So with my pupils having just finished their final organic paper I decided to base this post around connectivity – the attachment of atoms in a molecule. I introduce its importance in class by showing this brilliant video by Professor Dave which he made after spotting a poor structural representation of a molecule in the opening credits of Brian Cox’s tv programme. This video emphasises the importance of correct representations and after that I show no mercy and the red pen is out ready to start circling ! Mark schemes also see connectivity as an important chemical skill and you can see that when drawing an alcohol the examiners will penalise if the connectivity of the carbon to oxygen is not shown correctly.

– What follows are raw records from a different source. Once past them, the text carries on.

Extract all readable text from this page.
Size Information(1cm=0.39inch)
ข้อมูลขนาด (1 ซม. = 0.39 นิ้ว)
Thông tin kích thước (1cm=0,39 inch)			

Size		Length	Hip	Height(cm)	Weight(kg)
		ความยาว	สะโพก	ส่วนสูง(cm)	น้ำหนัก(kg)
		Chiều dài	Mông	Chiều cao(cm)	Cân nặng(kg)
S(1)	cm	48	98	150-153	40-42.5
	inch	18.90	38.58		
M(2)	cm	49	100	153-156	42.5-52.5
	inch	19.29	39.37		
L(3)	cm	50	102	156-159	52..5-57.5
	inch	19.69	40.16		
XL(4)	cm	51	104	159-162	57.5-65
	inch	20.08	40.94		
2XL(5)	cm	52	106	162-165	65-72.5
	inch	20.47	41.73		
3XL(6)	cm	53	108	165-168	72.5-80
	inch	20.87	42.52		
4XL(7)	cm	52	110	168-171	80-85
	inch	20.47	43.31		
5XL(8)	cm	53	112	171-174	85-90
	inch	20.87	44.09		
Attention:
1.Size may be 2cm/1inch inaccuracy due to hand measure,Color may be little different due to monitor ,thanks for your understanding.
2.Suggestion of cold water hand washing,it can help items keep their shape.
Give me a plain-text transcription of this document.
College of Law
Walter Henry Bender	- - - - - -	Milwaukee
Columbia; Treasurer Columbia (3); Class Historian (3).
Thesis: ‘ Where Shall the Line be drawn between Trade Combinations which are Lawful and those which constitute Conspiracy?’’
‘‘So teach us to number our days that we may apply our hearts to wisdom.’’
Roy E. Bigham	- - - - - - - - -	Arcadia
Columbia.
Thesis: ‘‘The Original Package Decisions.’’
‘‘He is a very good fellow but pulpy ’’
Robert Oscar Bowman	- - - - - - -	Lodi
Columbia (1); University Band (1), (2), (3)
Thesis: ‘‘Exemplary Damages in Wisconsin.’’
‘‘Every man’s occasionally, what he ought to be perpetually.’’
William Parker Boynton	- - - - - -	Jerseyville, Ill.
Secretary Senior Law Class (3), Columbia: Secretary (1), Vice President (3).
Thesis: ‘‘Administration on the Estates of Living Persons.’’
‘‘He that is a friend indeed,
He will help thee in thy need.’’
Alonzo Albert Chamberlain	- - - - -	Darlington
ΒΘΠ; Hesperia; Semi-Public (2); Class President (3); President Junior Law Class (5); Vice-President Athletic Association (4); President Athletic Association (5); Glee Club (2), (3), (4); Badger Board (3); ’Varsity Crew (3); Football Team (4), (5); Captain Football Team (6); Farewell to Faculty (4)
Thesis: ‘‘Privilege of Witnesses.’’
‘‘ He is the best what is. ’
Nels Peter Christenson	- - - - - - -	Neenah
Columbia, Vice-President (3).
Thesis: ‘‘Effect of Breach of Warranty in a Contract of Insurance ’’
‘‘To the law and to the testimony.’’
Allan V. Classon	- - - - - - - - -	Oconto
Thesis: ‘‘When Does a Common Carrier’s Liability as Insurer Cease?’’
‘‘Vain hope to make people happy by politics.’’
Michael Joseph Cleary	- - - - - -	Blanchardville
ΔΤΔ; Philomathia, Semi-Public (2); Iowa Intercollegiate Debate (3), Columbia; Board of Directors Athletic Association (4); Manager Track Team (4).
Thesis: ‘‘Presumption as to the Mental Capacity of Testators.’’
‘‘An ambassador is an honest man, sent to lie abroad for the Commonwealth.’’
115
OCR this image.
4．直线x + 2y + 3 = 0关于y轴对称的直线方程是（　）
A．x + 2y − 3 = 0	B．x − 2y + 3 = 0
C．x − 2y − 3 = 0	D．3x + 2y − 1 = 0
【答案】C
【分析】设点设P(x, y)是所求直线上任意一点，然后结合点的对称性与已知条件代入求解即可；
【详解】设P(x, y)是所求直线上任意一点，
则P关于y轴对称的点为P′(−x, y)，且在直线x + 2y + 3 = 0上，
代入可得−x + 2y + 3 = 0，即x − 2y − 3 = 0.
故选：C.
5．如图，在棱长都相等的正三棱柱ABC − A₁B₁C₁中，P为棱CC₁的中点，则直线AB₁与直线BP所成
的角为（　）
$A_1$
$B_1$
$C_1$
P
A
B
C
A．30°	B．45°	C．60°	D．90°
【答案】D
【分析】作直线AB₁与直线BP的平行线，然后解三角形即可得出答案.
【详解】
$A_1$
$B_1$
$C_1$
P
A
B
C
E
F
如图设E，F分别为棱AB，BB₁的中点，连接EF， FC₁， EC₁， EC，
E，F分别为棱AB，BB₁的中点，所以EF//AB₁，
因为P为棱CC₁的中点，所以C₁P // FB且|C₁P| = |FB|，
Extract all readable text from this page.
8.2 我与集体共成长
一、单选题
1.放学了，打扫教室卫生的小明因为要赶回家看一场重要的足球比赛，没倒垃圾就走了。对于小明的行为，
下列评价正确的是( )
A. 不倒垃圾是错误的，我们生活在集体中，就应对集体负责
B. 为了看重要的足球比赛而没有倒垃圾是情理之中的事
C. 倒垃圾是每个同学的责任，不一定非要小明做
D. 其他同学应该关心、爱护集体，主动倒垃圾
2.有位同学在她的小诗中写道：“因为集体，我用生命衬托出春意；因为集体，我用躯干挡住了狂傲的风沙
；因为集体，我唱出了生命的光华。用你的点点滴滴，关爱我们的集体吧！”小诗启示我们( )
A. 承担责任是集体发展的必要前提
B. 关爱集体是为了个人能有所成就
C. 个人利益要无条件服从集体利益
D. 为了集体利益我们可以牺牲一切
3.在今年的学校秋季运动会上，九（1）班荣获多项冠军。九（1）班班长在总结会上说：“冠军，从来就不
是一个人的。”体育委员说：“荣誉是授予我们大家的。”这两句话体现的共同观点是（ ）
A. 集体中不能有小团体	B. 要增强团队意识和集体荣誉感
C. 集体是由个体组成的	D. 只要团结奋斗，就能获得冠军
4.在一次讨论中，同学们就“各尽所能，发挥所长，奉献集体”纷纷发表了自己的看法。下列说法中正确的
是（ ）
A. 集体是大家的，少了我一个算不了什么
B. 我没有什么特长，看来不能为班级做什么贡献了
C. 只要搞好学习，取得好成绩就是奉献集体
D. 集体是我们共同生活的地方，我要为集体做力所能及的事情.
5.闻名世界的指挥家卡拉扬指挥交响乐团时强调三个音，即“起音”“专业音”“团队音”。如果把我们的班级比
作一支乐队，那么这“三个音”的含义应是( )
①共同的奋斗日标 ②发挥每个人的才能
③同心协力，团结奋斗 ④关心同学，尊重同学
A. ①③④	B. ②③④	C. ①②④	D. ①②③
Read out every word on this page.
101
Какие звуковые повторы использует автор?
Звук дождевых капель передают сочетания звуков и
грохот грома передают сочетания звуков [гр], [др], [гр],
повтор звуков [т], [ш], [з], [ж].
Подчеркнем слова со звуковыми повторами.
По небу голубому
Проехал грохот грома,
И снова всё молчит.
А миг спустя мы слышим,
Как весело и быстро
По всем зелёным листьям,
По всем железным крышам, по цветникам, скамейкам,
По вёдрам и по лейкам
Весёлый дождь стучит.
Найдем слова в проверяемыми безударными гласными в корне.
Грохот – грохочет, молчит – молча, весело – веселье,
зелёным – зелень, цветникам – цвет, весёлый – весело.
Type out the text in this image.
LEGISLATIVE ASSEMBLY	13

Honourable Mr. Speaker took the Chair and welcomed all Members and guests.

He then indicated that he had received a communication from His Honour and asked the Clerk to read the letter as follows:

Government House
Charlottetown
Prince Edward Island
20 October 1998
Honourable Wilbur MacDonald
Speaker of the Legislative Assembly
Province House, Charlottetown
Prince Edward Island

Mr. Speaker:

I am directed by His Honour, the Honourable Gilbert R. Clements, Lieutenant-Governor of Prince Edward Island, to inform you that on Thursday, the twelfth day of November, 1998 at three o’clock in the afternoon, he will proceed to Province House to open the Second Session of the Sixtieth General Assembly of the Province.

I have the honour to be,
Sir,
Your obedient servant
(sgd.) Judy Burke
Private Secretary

Only last week I read a post by the eminent chemistry blogger Derek Lowe about a structure he spotted in a paper about piperazines. Now, although the connectivity is correct he points out the poor bond lengths and angles. Even more disappointing they do not show the stereochemistry of the hydroxy groups and that could mean the diagram could represent up to 8 different structures. I would like to think by the time our A level students sit their final organic paper they understand the importance of correct representation and if a career in chemistry beckons they would not let mistakes like this occur.
So outside of chemistry who really cares? Well this is a true story. Recently I was in a very trendy coffee shop with the organic chemist (check out his guest post for me here) who noticed that the barista had tattoos of the structures of caffeine and theobromine (chocolate). When the organic chemist mentioned the tattoos the barista became quiet and sullen. Turns out she thought he had spotted the mistake on the structure of caffeine, a methyl group CH3 was incorrectly tattooed as OH3. A permanent reminder that there is no room for mistakes with your structural representations.